A bald man and a very hairy man are on stage now. The bald man’s name is ALESSANDRO BOSETTI. The hairy man’s called M THEFT ABLE (though that’s probably not what his mum calls him). Alessandro is behind a laptop; M Theft Able is standing near a microphone, and also behind a pile of curiosities (scrap metal? A box with springs stretched across it? And a jumble of electronics…)
What transpires is one of the most remarkable performances I’ve seen in a long time. You’d think this was a finely honed act the duo had been tweaking for a decade. And yet, these two don’t even normally work together.

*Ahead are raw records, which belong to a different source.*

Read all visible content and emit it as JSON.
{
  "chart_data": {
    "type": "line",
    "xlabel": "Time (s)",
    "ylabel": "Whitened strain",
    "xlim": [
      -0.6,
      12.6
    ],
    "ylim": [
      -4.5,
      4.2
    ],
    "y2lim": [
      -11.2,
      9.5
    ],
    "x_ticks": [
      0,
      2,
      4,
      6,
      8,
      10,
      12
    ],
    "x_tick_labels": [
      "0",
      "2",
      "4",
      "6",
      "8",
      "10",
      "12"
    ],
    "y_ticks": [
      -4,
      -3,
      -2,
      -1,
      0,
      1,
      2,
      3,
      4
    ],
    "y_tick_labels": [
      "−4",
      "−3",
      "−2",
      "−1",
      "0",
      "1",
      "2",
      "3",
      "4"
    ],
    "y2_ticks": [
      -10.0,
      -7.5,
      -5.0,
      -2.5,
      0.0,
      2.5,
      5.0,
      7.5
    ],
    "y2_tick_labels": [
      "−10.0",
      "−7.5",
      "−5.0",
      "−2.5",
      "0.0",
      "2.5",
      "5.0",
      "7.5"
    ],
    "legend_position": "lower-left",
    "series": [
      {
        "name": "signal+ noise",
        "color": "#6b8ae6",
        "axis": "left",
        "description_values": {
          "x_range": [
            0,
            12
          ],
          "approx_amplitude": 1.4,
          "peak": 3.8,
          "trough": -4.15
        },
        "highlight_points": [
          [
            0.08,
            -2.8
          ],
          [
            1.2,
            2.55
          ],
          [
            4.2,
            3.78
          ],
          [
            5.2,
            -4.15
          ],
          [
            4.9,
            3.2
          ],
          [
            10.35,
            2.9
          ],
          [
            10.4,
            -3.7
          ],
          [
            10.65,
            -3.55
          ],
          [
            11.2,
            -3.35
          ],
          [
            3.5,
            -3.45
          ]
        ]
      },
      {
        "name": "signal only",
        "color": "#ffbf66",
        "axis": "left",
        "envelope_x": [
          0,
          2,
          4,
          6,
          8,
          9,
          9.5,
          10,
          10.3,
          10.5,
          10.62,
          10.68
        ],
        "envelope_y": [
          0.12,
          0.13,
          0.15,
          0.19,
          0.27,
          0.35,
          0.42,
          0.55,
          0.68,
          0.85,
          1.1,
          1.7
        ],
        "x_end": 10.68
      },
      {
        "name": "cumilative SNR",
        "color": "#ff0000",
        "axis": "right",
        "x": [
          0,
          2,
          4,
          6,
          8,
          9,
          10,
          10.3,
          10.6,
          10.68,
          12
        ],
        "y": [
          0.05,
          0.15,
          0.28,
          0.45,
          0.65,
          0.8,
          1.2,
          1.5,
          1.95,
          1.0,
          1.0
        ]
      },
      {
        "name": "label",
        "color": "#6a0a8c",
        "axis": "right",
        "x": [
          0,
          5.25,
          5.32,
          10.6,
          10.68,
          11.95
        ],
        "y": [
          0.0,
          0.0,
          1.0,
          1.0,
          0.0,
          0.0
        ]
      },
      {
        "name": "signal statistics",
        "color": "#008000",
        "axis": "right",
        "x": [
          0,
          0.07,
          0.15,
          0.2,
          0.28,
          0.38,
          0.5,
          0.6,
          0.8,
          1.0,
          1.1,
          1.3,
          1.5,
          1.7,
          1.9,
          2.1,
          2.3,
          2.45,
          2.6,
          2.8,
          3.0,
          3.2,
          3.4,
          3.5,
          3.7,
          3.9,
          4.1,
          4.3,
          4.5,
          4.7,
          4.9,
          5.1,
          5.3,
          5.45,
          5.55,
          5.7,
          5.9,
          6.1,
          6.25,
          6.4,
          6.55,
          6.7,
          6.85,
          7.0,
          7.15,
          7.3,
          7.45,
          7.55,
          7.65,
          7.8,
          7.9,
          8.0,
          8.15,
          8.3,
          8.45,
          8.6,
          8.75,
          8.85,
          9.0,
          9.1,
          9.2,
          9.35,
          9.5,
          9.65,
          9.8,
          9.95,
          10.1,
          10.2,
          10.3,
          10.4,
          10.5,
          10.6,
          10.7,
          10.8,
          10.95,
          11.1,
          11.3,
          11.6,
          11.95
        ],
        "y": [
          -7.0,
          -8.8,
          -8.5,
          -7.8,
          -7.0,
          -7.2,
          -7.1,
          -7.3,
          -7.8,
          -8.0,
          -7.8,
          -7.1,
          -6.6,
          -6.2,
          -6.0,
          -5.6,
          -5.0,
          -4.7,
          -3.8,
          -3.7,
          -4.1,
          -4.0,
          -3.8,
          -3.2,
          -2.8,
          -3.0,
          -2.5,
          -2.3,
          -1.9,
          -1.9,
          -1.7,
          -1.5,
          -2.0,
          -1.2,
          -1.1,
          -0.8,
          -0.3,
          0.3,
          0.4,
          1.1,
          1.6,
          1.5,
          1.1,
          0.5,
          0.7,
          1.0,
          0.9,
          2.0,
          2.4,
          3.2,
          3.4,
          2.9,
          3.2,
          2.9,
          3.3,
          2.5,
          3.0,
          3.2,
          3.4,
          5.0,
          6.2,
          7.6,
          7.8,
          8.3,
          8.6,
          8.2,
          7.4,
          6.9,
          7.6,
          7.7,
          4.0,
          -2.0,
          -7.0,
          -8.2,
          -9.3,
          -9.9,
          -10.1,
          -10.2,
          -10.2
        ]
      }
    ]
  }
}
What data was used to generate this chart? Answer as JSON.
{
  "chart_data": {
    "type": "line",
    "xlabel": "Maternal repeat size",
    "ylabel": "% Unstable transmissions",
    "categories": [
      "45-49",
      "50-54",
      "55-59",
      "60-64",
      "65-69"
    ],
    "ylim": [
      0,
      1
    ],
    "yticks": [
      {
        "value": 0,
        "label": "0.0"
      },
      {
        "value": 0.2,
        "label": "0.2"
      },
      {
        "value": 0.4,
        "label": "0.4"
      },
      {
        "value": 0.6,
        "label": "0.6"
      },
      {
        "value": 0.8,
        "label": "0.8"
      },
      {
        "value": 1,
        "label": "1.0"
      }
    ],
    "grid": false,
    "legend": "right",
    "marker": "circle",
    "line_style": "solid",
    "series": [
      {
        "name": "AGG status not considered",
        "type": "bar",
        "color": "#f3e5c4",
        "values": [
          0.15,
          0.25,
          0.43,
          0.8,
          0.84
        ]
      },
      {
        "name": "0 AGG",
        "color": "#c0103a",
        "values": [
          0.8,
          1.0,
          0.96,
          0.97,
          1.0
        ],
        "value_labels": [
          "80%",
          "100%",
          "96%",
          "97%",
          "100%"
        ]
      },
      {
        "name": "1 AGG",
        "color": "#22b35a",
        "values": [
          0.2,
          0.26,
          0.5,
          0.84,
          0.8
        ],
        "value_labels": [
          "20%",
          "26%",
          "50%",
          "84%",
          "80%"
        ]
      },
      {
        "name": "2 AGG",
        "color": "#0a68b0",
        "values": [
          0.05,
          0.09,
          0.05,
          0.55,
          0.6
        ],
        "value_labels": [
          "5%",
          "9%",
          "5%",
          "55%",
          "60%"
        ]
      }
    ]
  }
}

M Theft Able launches into a tirade of strange and incredible vocal sounds – from would-be foley effects to ultra fast-paced babbling to psuedo-electronic vocalisations and beautiful melodic singing. Beneath this mouth-wrought phantasmagoria, Bosetti processes bits of the vocals and adds his own textures: echoes, synthetic warbles, granular sandpaper. MTA clangs, rattles and thrums on his DIY contraptions; soon enough, Bosetti joins him in vocal duets, be they strange, screeching, absurdist conversations or charming abstract singsongs. The crowd is well and truly onside by the end of the set, and it gets sillier and sillier and simultaneously more compelling, ending at last with M Theft playing a nose flute in the dark on one side of the stage while Bosetti gazes on silently. And in silence, this kaleidoscope of hilarious, overwhelming, joyous vocal-driven madness comes to a close.
It’s well after midnight; I’ve had a fair bit more than my RDI of cheap beer by now; and SWEAT TONGUE are about the last thing that my somewhat discombobulated head requires. But, they are what my discombobulated head is going to get. The Rotterdam ensemble are a strange and disjointed type of outfit, kind of Dadaist garage-punk – perhaps reminiscent of the Shaggs in their total disregard for the typical jigsaw-puzzle nature of musical interplay. Drums, arrhythmic clean guitar and growled/howled/spoken/moaned vocals are united not in any obvious musical way, but rather by a shared alien logic that my brain can’t hope to penetrate. Add to this the vocalist’s prosthetic leg embedded in the front of her leotard, dangling from her crotch; add to it, too, her fondness for rubbing the mic against a small oscillating fan to create a sort of farting noise, or against a huge one to modulate the sounds passing through it. Add to everything else a reckless onstage presence and a disregard for set length or decorum, and the totality is a dizzying, wonderful mess – a fitting end for a night that brilliantly fused noisy experimentation, true innovation, properly-funny absurdist humour and genuine – albeit unorthodox – talent.
I cycle home in silence. I stop to eat a delicious burger at a late-night burger joint. I reach my bed and collapse. The shiny red Sherrin of weird and blood-quickening delight bounces to its own curious beat in my skull.